It is interesting, and encouraging, that many of the frailty biomarkers identified in humans are also seen in animal models, including IL-6, albumin, ALT and MCP-1. Research using these animal tools should accelerate the discovery of clinical frailty biomarkers, and this area will doubtless continue to grow over the next few years.
3.2. Other possible/novel biomarker options for inclusion
Cardoso and colleagues recently proposed a series of possible frailty biomarkers that were identified based on their associations with aging, age-related diseases or longevity (Cardoso et al. 2018). They identified 44 potential biomarkers across each of the hallmarks of aging pathways (Lopez-Otin et al. 2013).
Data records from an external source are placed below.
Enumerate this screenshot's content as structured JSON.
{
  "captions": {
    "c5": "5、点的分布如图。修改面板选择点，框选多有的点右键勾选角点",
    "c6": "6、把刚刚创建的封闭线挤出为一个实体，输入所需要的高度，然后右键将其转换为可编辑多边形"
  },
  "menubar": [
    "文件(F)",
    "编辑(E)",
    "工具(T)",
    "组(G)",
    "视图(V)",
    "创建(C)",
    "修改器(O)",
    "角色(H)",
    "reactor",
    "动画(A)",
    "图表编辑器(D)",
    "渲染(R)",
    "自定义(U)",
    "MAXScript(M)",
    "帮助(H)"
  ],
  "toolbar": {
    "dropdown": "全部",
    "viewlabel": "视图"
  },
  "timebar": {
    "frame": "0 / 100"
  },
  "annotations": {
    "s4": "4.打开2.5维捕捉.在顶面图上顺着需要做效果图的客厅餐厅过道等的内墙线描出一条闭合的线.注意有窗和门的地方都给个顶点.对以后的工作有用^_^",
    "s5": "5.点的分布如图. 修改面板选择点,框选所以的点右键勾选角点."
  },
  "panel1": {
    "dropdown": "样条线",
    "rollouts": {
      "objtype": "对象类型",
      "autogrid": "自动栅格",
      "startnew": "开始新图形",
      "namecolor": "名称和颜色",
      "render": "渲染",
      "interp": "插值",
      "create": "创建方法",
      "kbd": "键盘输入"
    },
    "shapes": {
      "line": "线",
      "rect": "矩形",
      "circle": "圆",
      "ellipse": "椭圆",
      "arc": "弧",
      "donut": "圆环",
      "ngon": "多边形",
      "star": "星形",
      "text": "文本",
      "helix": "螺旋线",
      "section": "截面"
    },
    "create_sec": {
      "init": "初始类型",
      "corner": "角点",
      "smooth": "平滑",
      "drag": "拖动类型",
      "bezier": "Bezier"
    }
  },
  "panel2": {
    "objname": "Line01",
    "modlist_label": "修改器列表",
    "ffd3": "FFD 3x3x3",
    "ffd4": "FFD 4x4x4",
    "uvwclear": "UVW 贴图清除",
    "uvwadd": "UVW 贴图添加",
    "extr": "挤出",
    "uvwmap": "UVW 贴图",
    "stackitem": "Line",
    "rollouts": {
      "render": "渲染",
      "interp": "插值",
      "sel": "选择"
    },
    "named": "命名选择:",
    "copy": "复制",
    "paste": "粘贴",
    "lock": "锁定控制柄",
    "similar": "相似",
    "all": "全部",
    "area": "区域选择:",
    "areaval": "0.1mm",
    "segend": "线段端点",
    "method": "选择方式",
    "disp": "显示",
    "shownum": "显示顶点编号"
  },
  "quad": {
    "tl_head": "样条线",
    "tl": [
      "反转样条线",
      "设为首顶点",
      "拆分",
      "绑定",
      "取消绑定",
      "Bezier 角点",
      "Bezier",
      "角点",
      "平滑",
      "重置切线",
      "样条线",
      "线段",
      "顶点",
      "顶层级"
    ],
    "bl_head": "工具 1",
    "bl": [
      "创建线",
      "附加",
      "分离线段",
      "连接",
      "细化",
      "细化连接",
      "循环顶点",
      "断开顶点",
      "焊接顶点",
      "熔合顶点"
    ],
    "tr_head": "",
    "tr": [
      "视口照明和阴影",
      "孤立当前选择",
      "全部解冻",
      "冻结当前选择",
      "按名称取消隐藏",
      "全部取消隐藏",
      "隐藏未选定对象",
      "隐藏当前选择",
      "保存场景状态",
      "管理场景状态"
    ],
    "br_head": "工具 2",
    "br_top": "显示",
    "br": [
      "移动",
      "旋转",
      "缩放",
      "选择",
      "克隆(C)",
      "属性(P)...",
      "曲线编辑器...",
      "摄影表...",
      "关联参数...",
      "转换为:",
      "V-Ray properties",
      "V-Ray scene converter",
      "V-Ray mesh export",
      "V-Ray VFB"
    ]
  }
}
Nineteen of these were considered “high priority”: CXCL10, IL-6, CX3CL1, growth differentiation factor 15 (GDF15), fibronectin type III domain-containing protein 5 (FNDC5), vimentin, regucalcin, calreticulin, urokinase, angiotensin II, BDNF, progranulin, klotho, fibroblast growth factor (FGF)23, FGF21, leptin, adenosylhomocysteinase, keratin 18 and an miRNA panel. Some of these markers have already been shown to be associated with frailty (Section 2), but investigation of each of these biomarkers, both singly and in combination with frailty outcomes would be informative.
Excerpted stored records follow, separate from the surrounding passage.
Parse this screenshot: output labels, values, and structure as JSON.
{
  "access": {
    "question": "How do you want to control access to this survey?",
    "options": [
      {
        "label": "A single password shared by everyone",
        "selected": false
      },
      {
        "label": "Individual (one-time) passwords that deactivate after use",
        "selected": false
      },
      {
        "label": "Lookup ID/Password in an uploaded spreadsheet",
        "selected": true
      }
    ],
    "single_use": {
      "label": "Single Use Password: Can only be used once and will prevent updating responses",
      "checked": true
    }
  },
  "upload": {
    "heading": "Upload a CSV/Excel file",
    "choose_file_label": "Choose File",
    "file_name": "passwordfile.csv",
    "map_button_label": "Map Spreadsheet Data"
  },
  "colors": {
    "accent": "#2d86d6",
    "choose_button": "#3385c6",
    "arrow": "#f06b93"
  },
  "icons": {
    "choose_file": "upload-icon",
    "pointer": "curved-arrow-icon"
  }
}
The European FRAILOMIC initiative is a large-scale project focused on the identification of novel frailty biomarkers. They have also identified potential genomic, proteomic and transcriptomic markers from their association with age-related outcomes such as grip-strength. Using the frailty phenotype approach, they will assess the association of frailty with their initial proposed biomarkers of frailty including angiotensin converting enzyme, alpha-actinin-3, ciliary neurotrophic factor, GDF8, IL-6, mitochondrial DNA (mtDNA), vitamin D receptor, protein kinase B, FoxOs, mammalian target of rapamycin (mTOR), Hypoxia-inducible factor 1, Peroxisome proliferator-activated receptor gamma coactivator 1 (PGC1), Sirt1, superoxide dismutase 2, p53, sestrin-2, angiotensin II, nitric oxide synthase 3, advanced glycation end products, soluble receptor for advanced glycation end products (sRAGE), C-C motif chemokine 11 (CCL11), lectin galactoside-binding soluble 3, Jagged-1, versican, IGFBP6, telomere length and a panel of 14 mRNAs (Erusalimsky 2016). It will be interesting to see results from this initiative in the next few years.
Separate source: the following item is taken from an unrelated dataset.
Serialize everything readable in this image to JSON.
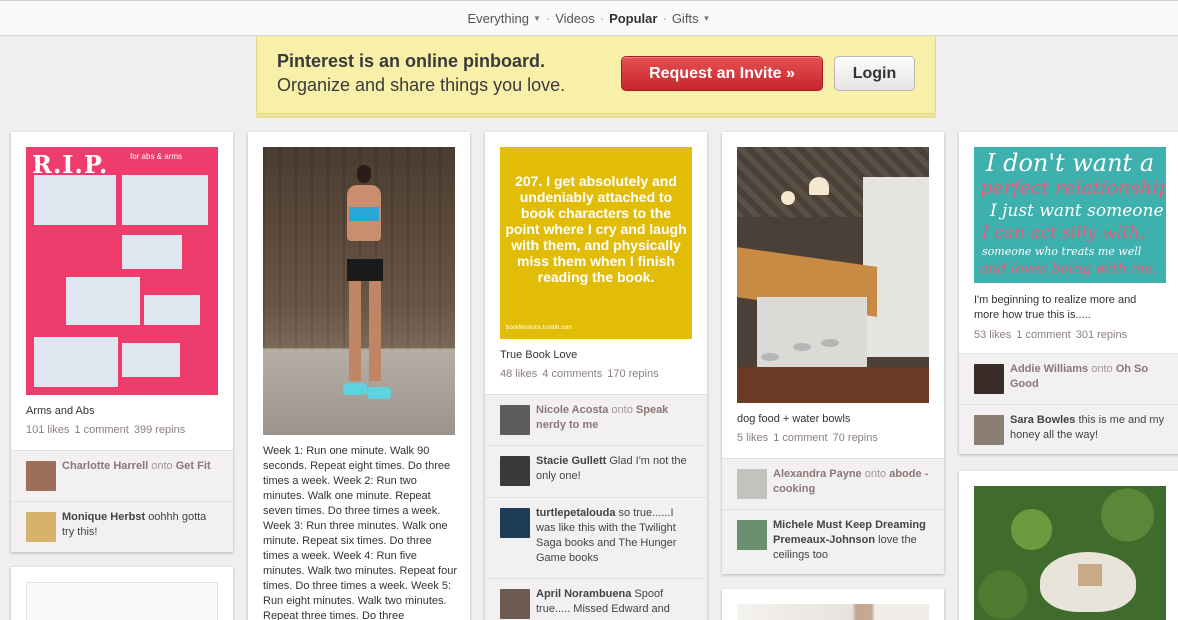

Other possible novel frailty biomarkers could be identified from an examination of the hallmarks of aging (Lopez-Otin et al. 2013), for example markers of cellular senescence such as p16 (REF). MicroRNAs (miRNAs) are also a growing area of interest in the aging field, and a recent study found an association of miR-21 with frailty (Rusanova et al. 2018). Additionally, growing focus on characterizing the metabolomic, proteomic and transcriptomic signatures of aging (Kirkwood 2011) will likely identify new, innovative biomarkers of aging and frailty.
3.3. Sex differences in biomarkers
There are clear sex differences in the prevalence and progression of age-related diseases (Austad 2006; Austad and Fischer 2016) and in the response to interventions that target lifespan and healthspan (Austad and Bartke 2016). Females have lower mortality than males at all ages despite having greater frailty and morbidity, a situation known as the morbidity-mortality sex paradox. Thus, as biomarkers of frailty are developed, it will be important to be aware of possible sex differences. Differences in frailty biomarkers between the sexes have already been observed. For example fibrinogen is only associated with frailty in women (Gale et al. 2013) and adiponectin has a stronger association with frailty in males than females (Tsai et al. 2013).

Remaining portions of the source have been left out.